WERTHEIMER: And that he won and had to do something about it.
RASENBERGER: And then - he wins. And then he's handed this plan by the CIA, which he knew a little bit about, but he didn't know the details. And they're telling him, Mr. President, you need to pull the trigger on this right now. And he had gotten himself into a situation that he didn't really know how to get out of. He didn't really want to go ahead with the Bay of Pigs invasion, but he had painted himself into a corner.
WERTHEIMER: Is that why you say in your book that the Bay of Pigs is one of the most fascinating and important stories in modern American history?
RASENBERGER: I mean it, shows so many themes in American history. One is how fear is used in politics and how that sometimes can come back to bite the person who is using it - the candidate who is using it. But also, there are so many things that happened after the Bay of Pigs. I mean, you can link so much of what happened in the 1960s - the Vietnam War, for instance - directly to the Bay of Pigs.
Something that is not known by many people is that the day after the invasion failed, John F. Kennedy ordered his national security adviser to look into ways to defeat communism in Vietnam because, of course, he'd just taken this huge defeat from the Communists. And he was looking for a way to fight back. So the Vietnam War, in many ways - at least Kennedy's involvement - began the day after the Bay of Pigs ended.
The Situation Room came out of the Bay of Pigs because John F. Kennedy thought that one reason that he wasn't better able to control events is that he wasn't getting real-time information from the Pentagon and the State Department. So he ordered his national security adviser to set up a room in the White House. And that changed the way the White House works. Now the White House is very much at the center of any crisis. That wasn't really true until the Bay of Pigs.
WERTHEIMER: Now, Fidel Castro continued to be a force not only in Cuba of course but in American politics. I mean, Castro was still there in our political minds long after you would think he would have lasted.
RASENBERGER: Yeah. And it's extraordinary to think that even though he was talked about as if he were an existential threat in 1961, he lasted in power through 10 American presidents, 11 if you include Obama. That's a quarter of all American presidents. So, you know, he survived us, and we survived him.

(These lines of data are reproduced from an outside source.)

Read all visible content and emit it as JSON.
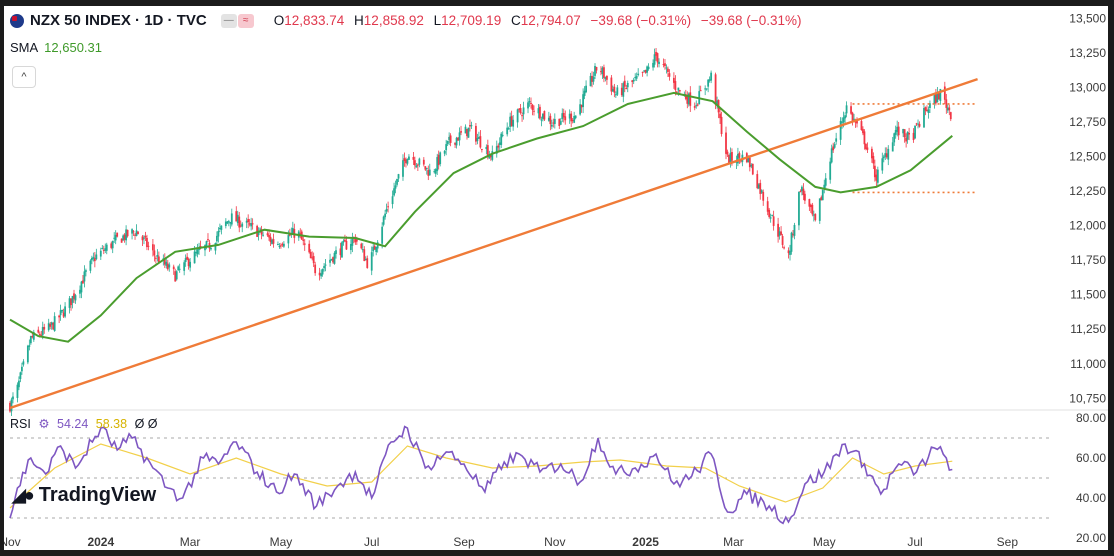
{
  "header": {
    "symbol": "NZX 50 INDEX · 1D · TVC",
    "flag_icon": "nz-flag-icon",
    "o_label": "O",
    "o_value": "12,833.74",
    "h_label": "H",
    "h_value": "12,858.92",
    "l_label": "L",
    "l_value": "12,709.19",
    "c_label": "C",
    "c_value": "12,794.07",
    "change": "−39.68 (−0.31%)",
    "change2": "−39.68 (−0.31%)"
  },
  "sma": {
    "label": "SMA",
    "value": "12,650.31"
  },
  "rsi": {
    "label": "RSI",
    "value1": "54.24",
    "value2": "58.38",
    "extra": "Ø Ø"
  },
  "logo": {
    "text": "TradingView",
    "icon": "tradingview-logo-icon"
  },
  "colors": {
    "up": "#22ab94",
    "down": "#f23645",
    "sma": "#4a9d2e",
    "trendline": "#ef7b38",
    "rsi": "#7e57c2",
    "rsi_ma": "#f2d04a",
    "grid": "#d9d9d9",
    "axis_text": "#3a3a3a"
  },
  "chart_data": [
    {
      "type": "candlestick",
      "title": "NZX 50 INDEX · 1D · TVC",
      "y_ticks": [
        10750,
        11000,
        11250,
        11500,
        11750,
        12000,
        12250,
        12500,
        12750,
        13000,
        13250,
        13500
      ],
      "y_tick_labels": [
        "10,750",
        "11,000",
        "11,250",
        "11,500",
        "11,750",
        "12,000",
        "12,250",
        "12,500",
        "12,750",
        "13,000",
        "13,250",
        "13,500"
      ],
      "ylim": [
        10680,
        13560
      ],
      "x_ticks": [
        "Nov",
        "2024",
        "Mar",
        "May",
        "Jul",
        "Sep",
        "Nov",
        "2025",
        "Mar",
        "May",
        "Jul",
        "Sep"
      ],
      "x_tick_dates": [
        "2023-11-01",
        "2024-01-01",
        "2024-03-01",
        "2024-05-01",
        "2024-07-01",
        "2024-09-01",
        "2024-11-01",
        "2025-01-01",
        "2025-03-01",
        "2025-05-01",
        "2025-07-01",
        "2025-09-01"
      ],
      "xlim": [
        "2023-11-01",
        "2025-10-01"
      ],
      "close_path": [
        [
          "2023-11-01",
          10700
        ],
        [
          "2023-11-05",
          10780
        ],
        [
          "2023-11-15",
          11180
        ],
        [
          "2023-11-28",
          11260
        ],
        [
          "2023-12-10",
          11420
        ],
        [
          "2023-12-28",
          11770
        ],
        [
          "2024-01-12",
          11900
        ],
        [
          "2024-01-25",
          11960
        ],
        [
          "2024-02-05",
          11800
        ],
        [
          "2024-02-20",
          11640
        ],
        [
          "2024-03-01",
          11760
        ],
        [
          "2024-03-15",
          11870
        ],
        [
          "2024-03-28",
          12060
        ],
        [
          "2024-04-12",
          11980
        ],
        [
          "2024-04-28",
          11870
        ],
        [
          "2024-05-12",
          11960
        ],
        [
          "2024-05-25",
          11660
        ],
        [
          "2024-06-10",
          11830
        ],
        [
          "2024-06-20",
          11910
        ],
        [
          "2024-06-29",
          11710
        ],
        [
          "2024-07-12",
          12150
        ],
        [
          "2024-07-25",
          12520
        ],
        [
          "2024-08-10",
          12380
        ],
        [
          "2024-08-22",
          12600
        ],
        [
          "2024-09-05",
          12700
        ],
        [
          "2024-09-20",
          12500
        ],
        [
          "2024-10-01",
          12740
        ],
        [
          "2024-10-15",
          12880
        ],
        [
          "2024-10-30",
          12750
        ],
        [
          "2024-11-15",
          12800
        ],
        [
          "2024-11-30",
          13160
        ],
        [
          "2024-12-12",
          12950
        ],
        [
          "2025-01-01",
          13100
        ],
        [
          "2025-01-08",
          13230
        ],
        [
          "2025-01-22",
          12990
        ],
        [
          "2025-02-03",
          12880
        ],
        [
          "2025-02-14",
          13080
        ],
        [
          "2025-02-25",
          12480
        ],
        [
          "2025-03-10",
          12500
        ],
        [
          "2025-03-25",
          12100
        ],
        [
          "2025-04-07",
          11780
        ],
        [
          "2025-04-15",
          12280
        ],
        [
          "2025-04-25",
          12010
        ],
        [
          "2025-05-05",
          12500
        ],
        [
          "2025-05-16",
          12860
        ],
        [
          "2025-05-28",
          12620
        ],
        [
          "2025-06-05",
          12350
        ],
        [
          "2025-06-18",
          12690
        ],
        [
          "2025-06-28",
          12620
        ],
        [
          "2025-07-08",
          12830
        ],
        [
          "2025-07-18",
          12960
        ],
        [
          "2025-07-26",
          12794
        ]
      ]
    },
    {
      "type": "line",
      "series": [
        {
          "name": "SMA",
          "values": [
            [
              "2023-11-01",
              11320
            ],
            [
              "2023-11-20",
              11200
            ],
            [
              "2023-12-10",
              11160
            ],
            [
              "2024-01-01",
              11350
            ],
            [
              "2024-01-25",
              11620
            ],
            [
              "2024-02-20",
              11810
            ],
            [
              "2024-03-20",
              11860
            ],
            [
              "2024-04-20",
              11970
            ],
            [
              "2024-05-20",
              11920
            ],
            [
              "2024-06-20",
              11910
            ],
            [
              "2024-07-10",
              11850
            ],
            [
              "2024-07-30",
              12100
            ],
            [
              "2024-08-25",
              12380
            ],
            [
              "2024-09-20",
              12520
            ],
            [
              "2024-10-20",
              12630
            ],
            [
              "2024-11-20",
              12720
            ],
            [
              "2024-12-20",
              12880
            ],
            [
              "2025-01-20",
              12960
            ],
            [
              "2025-02-15",
              12900
            ],
            [
              "2025-03-10",
              12680
            ],
            [
              "2025-04-01",
              12480
            ],
            [
              "2025-04-25",
              12280
            ],
            [
              "2025-05-12",
              12240
            ],
            [
              "2025-06-05",
              12280
            ],
            [
              "2025-06-28",
              12400
            ],
            [
              "2025-07-26",
              12650
            ]
          ]
        }
      ]
    },
    {
      "type": "line",
      "series": [
        {
          "name": "",
          "values": [
            [
              "2023-11-01",
              10680
            ],
            [
              "2025-08-12",
              13060
            ]
          ]
        }
      ]
    },
    {
      "type": "line",
      "series": [
        {
          "name": "",
          "values": [
            [
              "2025-05-20",
              12880
            ],
            [
              "2025-08-10",
              12880
            ]
          ]
        },
        {
          "name": "",
          "values": [
            [
              "2025-05-20",
              12240
            ],
            [
              "2025-08-10",
              12240
            ]
          ]
        }
      ]
    },
    {
      "type": "line",
      "title": "RSI",
      "y_ticks": [
        20,
        40,
        60,
        80
      ],
      "y_tick_labels": [
        "20.00",
        "40.00",
        "60.00",
        "80.00"
      ],
      "ylim": [
        18,
        82
      ],
      "levels": [
        70,
        50,
        30
      ],
      "series": [
        {
          "name": "RSI",
          "values": [
            [
              "2023-11-01",
              30
            ],
            [
              "2023-11-06",
              45
            ],
            [
              "2023-11-15",
              60
            ],
            [
              "2023-11-25",
              52
            ],
            [
              "2023-12-05",
              66
            ],
            [
              "2023-12-15",
              55
            ],
            [
              "2024-01-01",
              75
            ],
            [
              "2024-01-12",
              64
            ],
            [
              "2024-01-22",
              70
            ],
            [
              "2024-02-05",
              55
            ],
            [
              "2024-02-15",
              45
            ],
            [
              "2024-02-25",
              40
            ],
            [
              "2024-03-10",
              60
            ],
            [
              "2024-03-20",
              57
            ],
            [
              "2024-04-01",
              68
            ],
            [
              "2024-04-15",
              53
            ],
            [
              "2024-04-28",
              43
            ],
            [
              "2024-05-10",
              52
            ],
            [
              "2024-05-25",
              36
            ],
            [
              "2024-06-08",
              46
            ],
            [
              "2024-06-20",
              53
            ],
            [
              "2024-07-01",
              40
            ],
            [
              "2024-07-14",
              68
            ],
            [
              "2024-07-25",
              75
            ],
            [
              "2024-08-06",
              55
            ],
            [
              "2024-08-20",
              63
            ],
            [
              "2024-09-01",
              57
            ],
            [
              "2024-09-15",
              43
            ],
            [
              "2024-09-28",
              58
            ],
            [
              "2024-10-10",
              61
            ],
            [
              "2024-10-22",
              53
            ],
            [
              "2024-11-05",
              57
            ],
            [
              "2024-11-18",
              48
            ],
            [
              "2024-11-30",
              70
            ],
            [
              "2024-12-12",
              52
            ],
            [
              "2024-12-25",
              55
            ],
            [
              "2025-01-08",
              62
            ],
            [
              "2025-01-20",
              47
            ],
            [
              "2025-02-01",
              51
            ],
            [
              "2025-02-14",
              62
            ],
            [
              "2025-02-25",
              33
            ],
            [
              "2025-03-10",
              42
            ],
            [
              "2025-03-25",
              36
            ],
            [
              "2025-04-07",
              28
            ],
            [
              "2025-04-18",
              47
            ],
            [
              "2025-05-01",
              53
            ],
            [
              "2025-05-15",
              67
            ],
            [
              "2025-05-28",
              57
            ],
            [
              "2025-06-08",
              42
            ],
            [
              "2025-06-20",
              57
            ],
            [
              "2025-07-02",
              53
            ],
            [
              "2025-07-14",
              65
            ],
            [
              "2025-07-22",
              60
            ],
            [
              "2025-07-26",
              54.24
            ]
          ]
        },
        {
          "name": "",
          "values": [
            [
              "2023-11-01",
              35
            ],
            [
              "2023-12-01",
              55
            ],
            [
              "2024-01-01",
              67
            ],
            [
              "2024-02-01",
              60
            ],
            [
              "2024-03-01",
              52
            ],
            [
              "2024-04-01",
              60
            ],
            [
              "2024-05-01",
              52
            ],
            [
              "2024-06-01",
              46
            ],
            [
              "2024-07-01",
              48
            ],
            [
              "2024-07-25",
              66
            ],
            [
              "2024-08-20",
              60
            ],
            [
              "2024-09-20",
              55
            ],
            [
              "2024-10-20",
              56
            ],
            [
              "2024-11-20",
              58
            ],
            [
              "2024-12-15",
              59
            ],
            [
              "2025-01-15",
              56
            ],
            [
              "2025-02-10",
              55
            ],
            [
              "2025-03-05",
              46
            ],
            [
              "2025-04-05",
              38
            ],
            [
              "2025-04-30",
              45
            ],
            [
              "2025-05-20",
              60
            ],
            [
              "2025-06-10",
              52
            ],
            [
              "2025-07-01",
              56
            ],
            [
              "2025-07-26",
              58.38
            ]
          ]
        }
      ]
    }
  ]
}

Nonetheless, after the Bay of Pigs, he was the David that beat Goliath. And he was enormously empowered in his own country and around the world.
WERTHEIMER: Were you surprised to see, over a period of years, a sort of gentle thaw in relations with Cuba?
RASENBERGER: Not surprised, no. I think the surprise is that it took so long. Part of it is, you know, I think is we met other enemies, people like Osama bin Laden and ISIS. We - Fidel Castro, who had once seemed like such a demon to us, became not quite warm and fuzzy. But certainly, we realized that if you're going to have a, you know, dictator 90 miles from America, you could have somebody worse. I mean, he had many terrible things about him, but he wasn't as bad as some of our enemies that came later.
WERTHEIMER: Jim Rasenberger - he is the author of "The Brilliant Disaster: JFK, Castro, And America's Doomed Invasion Of Cuba's Bay Of Pigs."
Mr. Rasenberger, thank you very much.